The yield on the benchmark 10-year Treasury note fell marginally to 2.74%. The yield on the 30-year Treasury rose 1 basis point to 2.974%. Yield moves inversely with prices, and one basis point is 0.01%.
The Fed released the minutes of its May meeting on Wednesday afternoon, which indicated that the central bank was ready to go ahead with multiple interest rate increases of 50 basis points, likely to go further than the market had expected.
The FOMC also said that the central bank may move beyond its “neutral” policy stance into a “restrictive” area.

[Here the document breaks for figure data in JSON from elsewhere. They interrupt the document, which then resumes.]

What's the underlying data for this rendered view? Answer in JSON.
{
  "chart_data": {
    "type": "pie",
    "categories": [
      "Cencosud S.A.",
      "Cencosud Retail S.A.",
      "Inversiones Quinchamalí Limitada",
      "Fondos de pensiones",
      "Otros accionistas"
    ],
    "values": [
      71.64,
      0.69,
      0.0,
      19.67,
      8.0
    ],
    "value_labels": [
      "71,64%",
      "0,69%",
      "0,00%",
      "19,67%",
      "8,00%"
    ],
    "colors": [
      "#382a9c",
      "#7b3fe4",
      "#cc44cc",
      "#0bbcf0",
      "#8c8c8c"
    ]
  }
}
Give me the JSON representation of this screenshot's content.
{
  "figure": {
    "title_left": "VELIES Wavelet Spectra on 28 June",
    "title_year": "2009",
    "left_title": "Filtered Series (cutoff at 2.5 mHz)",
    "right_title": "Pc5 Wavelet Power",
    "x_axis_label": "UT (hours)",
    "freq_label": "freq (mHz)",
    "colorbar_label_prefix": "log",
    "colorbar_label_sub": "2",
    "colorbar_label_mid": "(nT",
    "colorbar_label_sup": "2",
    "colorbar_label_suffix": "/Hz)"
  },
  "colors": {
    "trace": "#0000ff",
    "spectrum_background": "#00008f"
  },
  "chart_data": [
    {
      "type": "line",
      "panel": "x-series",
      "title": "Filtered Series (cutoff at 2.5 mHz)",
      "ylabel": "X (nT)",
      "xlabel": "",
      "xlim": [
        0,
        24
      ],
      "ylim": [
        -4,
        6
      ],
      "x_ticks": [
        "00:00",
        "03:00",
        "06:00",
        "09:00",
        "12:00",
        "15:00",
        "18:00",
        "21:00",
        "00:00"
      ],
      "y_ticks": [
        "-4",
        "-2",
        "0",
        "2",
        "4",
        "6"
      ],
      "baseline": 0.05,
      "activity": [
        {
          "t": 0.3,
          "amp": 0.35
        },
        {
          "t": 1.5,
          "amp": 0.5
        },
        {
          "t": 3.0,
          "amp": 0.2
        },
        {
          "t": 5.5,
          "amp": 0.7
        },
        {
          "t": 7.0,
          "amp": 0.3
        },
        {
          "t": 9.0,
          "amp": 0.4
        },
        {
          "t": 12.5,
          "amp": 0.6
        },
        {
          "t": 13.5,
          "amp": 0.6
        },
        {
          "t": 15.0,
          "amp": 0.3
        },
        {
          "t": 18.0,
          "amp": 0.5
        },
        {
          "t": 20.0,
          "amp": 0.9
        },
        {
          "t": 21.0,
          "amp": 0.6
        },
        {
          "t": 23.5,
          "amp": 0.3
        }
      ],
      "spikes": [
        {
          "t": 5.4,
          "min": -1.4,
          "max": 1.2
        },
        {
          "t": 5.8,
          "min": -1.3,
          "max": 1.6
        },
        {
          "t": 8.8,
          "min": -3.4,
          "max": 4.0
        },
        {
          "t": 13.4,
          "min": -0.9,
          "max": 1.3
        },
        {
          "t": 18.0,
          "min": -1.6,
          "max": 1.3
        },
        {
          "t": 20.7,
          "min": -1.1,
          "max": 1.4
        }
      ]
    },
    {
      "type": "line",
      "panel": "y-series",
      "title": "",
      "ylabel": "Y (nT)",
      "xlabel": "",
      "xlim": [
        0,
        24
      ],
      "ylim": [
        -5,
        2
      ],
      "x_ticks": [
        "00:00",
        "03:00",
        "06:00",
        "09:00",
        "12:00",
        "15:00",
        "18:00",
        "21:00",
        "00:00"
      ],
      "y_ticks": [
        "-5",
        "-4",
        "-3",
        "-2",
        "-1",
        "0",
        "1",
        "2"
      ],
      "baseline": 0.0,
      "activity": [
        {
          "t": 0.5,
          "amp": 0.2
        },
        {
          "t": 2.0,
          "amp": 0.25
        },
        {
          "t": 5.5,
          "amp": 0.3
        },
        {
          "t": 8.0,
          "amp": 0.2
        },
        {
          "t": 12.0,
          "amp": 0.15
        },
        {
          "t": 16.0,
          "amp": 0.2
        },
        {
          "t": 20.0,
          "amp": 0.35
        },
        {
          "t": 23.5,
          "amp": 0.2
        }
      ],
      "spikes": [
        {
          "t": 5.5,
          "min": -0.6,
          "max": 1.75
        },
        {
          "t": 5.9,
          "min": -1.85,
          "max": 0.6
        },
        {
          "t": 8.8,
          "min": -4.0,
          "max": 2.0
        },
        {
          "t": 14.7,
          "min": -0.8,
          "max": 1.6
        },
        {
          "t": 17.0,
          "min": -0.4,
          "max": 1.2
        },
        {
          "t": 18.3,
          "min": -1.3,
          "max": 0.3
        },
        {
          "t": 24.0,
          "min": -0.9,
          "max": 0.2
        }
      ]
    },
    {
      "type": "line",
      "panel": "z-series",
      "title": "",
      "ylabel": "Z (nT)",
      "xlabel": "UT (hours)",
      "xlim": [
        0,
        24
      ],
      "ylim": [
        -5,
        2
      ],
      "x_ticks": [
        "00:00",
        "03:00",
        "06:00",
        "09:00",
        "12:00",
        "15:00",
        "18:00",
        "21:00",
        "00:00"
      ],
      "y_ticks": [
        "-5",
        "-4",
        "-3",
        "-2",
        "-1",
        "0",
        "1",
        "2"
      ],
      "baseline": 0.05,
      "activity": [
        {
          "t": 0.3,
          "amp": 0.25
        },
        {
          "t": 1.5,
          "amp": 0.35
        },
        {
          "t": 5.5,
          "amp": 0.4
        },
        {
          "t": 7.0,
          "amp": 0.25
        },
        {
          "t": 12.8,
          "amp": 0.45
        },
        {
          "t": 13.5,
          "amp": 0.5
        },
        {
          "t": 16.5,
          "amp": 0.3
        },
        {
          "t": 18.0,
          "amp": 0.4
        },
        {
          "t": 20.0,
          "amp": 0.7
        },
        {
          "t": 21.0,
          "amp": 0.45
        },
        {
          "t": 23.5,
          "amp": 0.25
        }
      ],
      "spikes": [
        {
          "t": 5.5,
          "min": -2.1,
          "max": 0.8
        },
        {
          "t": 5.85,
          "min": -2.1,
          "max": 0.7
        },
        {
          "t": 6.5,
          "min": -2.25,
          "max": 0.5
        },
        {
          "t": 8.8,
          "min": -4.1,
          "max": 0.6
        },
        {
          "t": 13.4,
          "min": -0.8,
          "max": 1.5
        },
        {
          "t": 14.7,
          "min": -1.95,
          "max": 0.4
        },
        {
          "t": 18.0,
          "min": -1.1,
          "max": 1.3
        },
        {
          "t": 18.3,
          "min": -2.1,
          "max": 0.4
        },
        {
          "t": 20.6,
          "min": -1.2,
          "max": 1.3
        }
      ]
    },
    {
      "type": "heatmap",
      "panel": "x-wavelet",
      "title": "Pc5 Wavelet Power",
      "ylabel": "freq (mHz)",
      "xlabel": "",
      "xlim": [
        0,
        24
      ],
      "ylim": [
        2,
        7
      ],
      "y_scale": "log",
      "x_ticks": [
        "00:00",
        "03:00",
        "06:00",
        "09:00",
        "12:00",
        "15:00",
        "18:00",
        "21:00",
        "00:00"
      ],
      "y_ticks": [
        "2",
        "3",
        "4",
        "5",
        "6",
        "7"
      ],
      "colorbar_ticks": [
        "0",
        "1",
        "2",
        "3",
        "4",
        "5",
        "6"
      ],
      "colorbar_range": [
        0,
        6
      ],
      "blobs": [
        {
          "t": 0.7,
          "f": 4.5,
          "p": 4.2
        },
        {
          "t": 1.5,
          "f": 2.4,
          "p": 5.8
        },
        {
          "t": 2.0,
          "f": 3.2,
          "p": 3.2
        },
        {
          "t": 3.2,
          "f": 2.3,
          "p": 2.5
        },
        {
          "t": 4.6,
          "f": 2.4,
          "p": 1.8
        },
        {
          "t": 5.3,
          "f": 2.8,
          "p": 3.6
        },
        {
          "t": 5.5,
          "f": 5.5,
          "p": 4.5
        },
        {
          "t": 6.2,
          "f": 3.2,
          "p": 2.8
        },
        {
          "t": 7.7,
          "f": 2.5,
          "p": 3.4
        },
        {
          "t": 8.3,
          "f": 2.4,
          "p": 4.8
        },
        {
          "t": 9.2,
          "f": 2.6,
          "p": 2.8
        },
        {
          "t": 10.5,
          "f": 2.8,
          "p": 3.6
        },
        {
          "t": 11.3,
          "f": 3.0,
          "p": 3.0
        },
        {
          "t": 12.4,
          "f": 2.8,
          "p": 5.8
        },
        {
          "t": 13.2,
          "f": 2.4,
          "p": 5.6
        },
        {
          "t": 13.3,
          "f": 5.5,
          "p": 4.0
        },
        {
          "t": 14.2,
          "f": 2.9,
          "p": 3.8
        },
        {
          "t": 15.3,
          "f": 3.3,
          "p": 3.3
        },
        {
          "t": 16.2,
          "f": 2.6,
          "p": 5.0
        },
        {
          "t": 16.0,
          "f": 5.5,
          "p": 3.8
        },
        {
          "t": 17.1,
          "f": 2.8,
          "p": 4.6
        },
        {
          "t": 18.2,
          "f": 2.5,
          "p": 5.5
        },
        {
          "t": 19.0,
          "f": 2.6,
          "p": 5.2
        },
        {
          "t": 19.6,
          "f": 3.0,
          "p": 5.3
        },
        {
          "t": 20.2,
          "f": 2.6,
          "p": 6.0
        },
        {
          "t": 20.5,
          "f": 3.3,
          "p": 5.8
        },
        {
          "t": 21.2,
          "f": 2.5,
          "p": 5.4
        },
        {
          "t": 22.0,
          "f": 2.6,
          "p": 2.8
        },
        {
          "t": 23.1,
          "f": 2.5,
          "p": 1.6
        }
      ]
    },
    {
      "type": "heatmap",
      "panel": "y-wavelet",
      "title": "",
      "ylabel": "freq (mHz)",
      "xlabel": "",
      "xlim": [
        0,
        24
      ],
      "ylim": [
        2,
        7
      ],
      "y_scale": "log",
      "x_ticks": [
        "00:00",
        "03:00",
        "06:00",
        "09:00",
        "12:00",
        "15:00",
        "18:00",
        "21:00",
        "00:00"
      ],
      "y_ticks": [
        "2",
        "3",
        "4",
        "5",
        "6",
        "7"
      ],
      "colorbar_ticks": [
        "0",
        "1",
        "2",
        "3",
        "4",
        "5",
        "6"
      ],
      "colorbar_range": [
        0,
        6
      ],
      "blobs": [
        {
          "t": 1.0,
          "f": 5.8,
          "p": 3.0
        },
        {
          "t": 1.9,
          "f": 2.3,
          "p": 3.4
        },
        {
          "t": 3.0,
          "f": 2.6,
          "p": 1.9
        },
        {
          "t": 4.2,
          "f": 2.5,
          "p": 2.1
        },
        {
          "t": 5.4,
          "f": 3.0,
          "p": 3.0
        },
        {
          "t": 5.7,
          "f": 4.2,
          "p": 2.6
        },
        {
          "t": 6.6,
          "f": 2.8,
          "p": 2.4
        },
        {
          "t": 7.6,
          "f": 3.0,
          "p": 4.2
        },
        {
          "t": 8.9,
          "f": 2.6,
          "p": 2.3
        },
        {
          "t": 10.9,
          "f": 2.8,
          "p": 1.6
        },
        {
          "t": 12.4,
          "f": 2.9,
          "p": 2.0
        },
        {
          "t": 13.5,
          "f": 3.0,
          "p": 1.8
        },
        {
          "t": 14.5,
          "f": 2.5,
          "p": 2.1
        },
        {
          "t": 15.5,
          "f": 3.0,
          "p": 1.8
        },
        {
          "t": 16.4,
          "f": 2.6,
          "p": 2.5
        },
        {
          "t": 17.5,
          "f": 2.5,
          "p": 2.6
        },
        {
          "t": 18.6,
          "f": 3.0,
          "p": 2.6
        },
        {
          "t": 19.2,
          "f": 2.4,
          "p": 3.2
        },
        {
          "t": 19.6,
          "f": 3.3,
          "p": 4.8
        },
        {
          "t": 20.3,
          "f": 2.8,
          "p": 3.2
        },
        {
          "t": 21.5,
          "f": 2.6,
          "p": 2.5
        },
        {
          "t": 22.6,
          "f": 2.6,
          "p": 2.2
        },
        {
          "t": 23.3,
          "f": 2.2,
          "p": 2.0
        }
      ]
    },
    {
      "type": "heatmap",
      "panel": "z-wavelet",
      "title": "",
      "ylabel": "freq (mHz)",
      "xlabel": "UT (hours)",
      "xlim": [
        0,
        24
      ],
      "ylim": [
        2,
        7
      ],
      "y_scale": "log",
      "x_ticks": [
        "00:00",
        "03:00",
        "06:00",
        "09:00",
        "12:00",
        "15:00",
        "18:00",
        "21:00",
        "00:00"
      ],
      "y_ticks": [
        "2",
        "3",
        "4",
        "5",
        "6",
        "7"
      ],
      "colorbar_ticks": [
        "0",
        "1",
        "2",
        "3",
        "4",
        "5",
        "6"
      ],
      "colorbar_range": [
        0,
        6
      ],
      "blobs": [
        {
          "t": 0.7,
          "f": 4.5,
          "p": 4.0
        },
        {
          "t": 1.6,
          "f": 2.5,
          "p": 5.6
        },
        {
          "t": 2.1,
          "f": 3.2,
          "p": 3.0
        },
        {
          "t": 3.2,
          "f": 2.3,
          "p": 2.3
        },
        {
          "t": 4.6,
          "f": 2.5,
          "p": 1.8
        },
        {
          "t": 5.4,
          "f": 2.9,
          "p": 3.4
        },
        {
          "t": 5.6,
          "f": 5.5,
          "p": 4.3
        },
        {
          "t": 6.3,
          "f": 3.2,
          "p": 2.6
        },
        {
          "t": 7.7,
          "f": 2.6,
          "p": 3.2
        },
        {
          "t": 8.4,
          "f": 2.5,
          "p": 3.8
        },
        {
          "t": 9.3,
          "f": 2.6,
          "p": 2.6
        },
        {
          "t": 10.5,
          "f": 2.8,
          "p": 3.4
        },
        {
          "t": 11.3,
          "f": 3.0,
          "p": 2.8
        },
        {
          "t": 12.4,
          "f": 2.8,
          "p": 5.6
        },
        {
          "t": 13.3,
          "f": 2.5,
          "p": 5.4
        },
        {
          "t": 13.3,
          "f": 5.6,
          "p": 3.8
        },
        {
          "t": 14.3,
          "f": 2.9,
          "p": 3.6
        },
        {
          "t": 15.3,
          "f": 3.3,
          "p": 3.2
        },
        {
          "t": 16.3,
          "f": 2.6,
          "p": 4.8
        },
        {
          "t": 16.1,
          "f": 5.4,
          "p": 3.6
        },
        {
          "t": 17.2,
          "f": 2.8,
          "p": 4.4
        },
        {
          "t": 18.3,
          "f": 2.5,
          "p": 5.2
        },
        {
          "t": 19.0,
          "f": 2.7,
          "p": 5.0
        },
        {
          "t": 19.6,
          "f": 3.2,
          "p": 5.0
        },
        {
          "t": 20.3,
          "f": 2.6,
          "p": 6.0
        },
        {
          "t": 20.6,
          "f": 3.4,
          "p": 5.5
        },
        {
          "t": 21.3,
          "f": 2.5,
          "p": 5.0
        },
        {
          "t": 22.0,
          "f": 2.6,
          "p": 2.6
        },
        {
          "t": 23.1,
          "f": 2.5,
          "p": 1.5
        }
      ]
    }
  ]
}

Yogi Dewan, CEO and founder of Hassium Asset Management, told CNBC’s “Squawk Box Europe” on Thursday that the Fed’s meeting minutes were “much less hawkish than the market had been expecting, and we’ve always seen that rate hike expectations by the Bank of The Fed is overrated.
For this reason, Dewan said his company expects a smaller rate hike on the back of slowing economic growth, but noted that “the problem is that you haven’t had the economic data in front of you to justify it yet.” [in terms of how] It will start over the next three to six months.”
Wednesday’s Treasury yields saw little movement after the minutes were released, while US stocks rose.
On Thursday, the second estimate of US GDP growth for the first quarter is due at 8:30 AM ET.
The number of jobless claims filed during the week ending May 21 will also be released at 8:30 AM ET.
April pending home sales data is due at 10 AM ET.
– CNBC’s Jeff Cox contributed to this market report.